CharsetDecoder decoder = StandardCharsets.UTF_8.newDecoder(); // ISO_8859_1
decoder.onMalformedInput(CodingErrorAction.IGNORE);
InputStreamReader reader = new InputStreamReader(my_url.openStream(), decoder);

: See the javadoc on REPLACE, REPORT. If you want more, the approach is different.

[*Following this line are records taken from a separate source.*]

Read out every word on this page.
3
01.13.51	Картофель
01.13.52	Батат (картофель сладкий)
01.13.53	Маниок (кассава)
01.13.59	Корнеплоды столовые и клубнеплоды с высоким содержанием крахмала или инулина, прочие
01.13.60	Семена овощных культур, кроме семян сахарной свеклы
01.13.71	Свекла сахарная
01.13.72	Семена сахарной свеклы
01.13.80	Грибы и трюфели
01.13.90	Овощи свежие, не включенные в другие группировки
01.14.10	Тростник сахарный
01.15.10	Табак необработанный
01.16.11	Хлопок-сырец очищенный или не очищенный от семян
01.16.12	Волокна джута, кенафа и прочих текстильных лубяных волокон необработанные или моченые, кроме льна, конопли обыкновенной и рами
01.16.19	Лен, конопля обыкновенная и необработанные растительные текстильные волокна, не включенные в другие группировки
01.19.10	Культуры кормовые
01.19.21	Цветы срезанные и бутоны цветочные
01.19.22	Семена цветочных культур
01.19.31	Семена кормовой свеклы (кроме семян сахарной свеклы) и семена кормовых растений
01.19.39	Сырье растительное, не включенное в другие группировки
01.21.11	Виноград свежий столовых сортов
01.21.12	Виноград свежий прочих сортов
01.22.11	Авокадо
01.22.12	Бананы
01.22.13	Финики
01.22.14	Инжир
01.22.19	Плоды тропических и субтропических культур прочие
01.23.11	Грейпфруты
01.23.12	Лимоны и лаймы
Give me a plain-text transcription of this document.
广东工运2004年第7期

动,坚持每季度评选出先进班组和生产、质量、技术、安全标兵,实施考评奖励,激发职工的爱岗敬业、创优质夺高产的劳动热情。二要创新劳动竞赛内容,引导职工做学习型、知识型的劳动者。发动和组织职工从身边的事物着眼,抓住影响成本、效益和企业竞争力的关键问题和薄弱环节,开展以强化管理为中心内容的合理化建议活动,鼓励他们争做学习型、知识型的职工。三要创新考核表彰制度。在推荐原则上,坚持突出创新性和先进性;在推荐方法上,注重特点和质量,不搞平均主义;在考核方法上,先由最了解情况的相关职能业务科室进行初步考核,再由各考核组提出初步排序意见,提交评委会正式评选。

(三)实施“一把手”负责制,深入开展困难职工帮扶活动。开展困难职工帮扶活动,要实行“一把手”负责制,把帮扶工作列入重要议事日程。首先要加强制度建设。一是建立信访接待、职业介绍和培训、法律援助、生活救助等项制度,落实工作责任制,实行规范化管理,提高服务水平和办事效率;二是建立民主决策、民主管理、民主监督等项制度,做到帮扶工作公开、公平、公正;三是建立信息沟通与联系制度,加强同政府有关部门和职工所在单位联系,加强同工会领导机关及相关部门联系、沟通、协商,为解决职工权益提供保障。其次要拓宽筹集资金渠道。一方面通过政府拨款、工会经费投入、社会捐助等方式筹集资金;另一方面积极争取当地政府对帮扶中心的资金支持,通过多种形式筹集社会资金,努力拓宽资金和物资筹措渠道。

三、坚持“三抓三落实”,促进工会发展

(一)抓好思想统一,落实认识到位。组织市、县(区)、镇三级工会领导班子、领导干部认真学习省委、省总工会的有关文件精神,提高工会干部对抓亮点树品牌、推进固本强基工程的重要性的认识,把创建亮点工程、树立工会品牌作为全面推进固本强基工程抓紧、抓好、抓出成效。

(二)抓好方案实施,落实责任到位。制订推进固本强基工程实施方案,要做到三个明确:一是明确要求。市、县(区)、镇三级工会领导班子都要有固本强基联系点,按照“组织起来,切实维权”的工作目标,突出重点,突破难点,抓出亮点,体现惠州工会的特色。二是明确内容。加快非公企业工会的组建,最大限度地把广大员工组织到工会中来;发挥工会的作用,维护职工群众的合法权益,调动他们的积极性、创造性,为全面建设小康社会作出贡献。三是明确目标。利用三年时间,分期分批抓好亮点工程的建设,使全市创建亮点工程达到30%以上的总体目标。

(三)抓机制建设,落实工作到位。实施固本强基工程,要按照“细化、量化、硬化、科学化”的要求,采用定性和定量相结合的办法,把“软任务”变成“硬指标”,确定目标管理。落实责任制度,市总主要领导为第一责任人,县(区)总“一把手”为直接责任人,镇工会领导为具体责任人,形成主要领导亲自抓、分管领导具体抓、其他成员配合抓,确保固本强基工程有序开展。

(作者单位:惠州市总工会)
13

You need to read the input, place the bytes in a ByteBuffer, and then

CoderResult result = decoder(byteBuffer, charBuffer, true /*EOF*/);

To pick Cyrillic sequences out of UTF-8 one can check for the validity of UTF-8 sequences:

  • 0xxxxxxx
  • 110xxxxx 10xxxxxx
  • 1110xxxx 10xxxxxx 10xxxxxx
  • ...

Hence (untested):

void patchMixOfUtf8AndCp1251(byte[] bytes, StringBuilder sb) {
    boolean priorWrongUtf8 = false;
    for (int i = 0; i < bytes.length; ++i) {
        byte b = bytes[i];
        if (b >= 0) {
            sb.appendCodePoint((int)b);
            priorWrongUtf8 = false;
        } else {
            int n = highBits(b); // Also # bytes in sequence
            boolean isUTF8 = !priorWrongUtf8
                    && 1 < n && n <= 6
                    && i + n <= bytes.length;
            if (isUTF8) {
                for (int j = 1; j < i + n; ++j) {
                     if (highBits(bytes[j]) != 1) {
                         isUTF8 = false;
                         break;
                     }
                }
            }
            if (isUTF8) {
                sb.append(new String(bytes, i, i + n, StandardCharsets.UTF_8));
                i += n - 1;
            } else {
                // UTF-8 Continuation char must be Cp1252.
                sb.append(new String(bytes, i, i + 1, "Windows-1251"));
            }
            priorWrongUtf8 = !isUTF8;
        }
    }
}

private int highBits(byte b) {
    int n = 0;
    while (n < 8 && ((1 << (7 - n)) & b) != 0) {
        ++n;
    }
    return n;
}

As it is unlikely that Cyrillic is immediately concatenated to UTF-8, a state priorWrongUtf8 is used.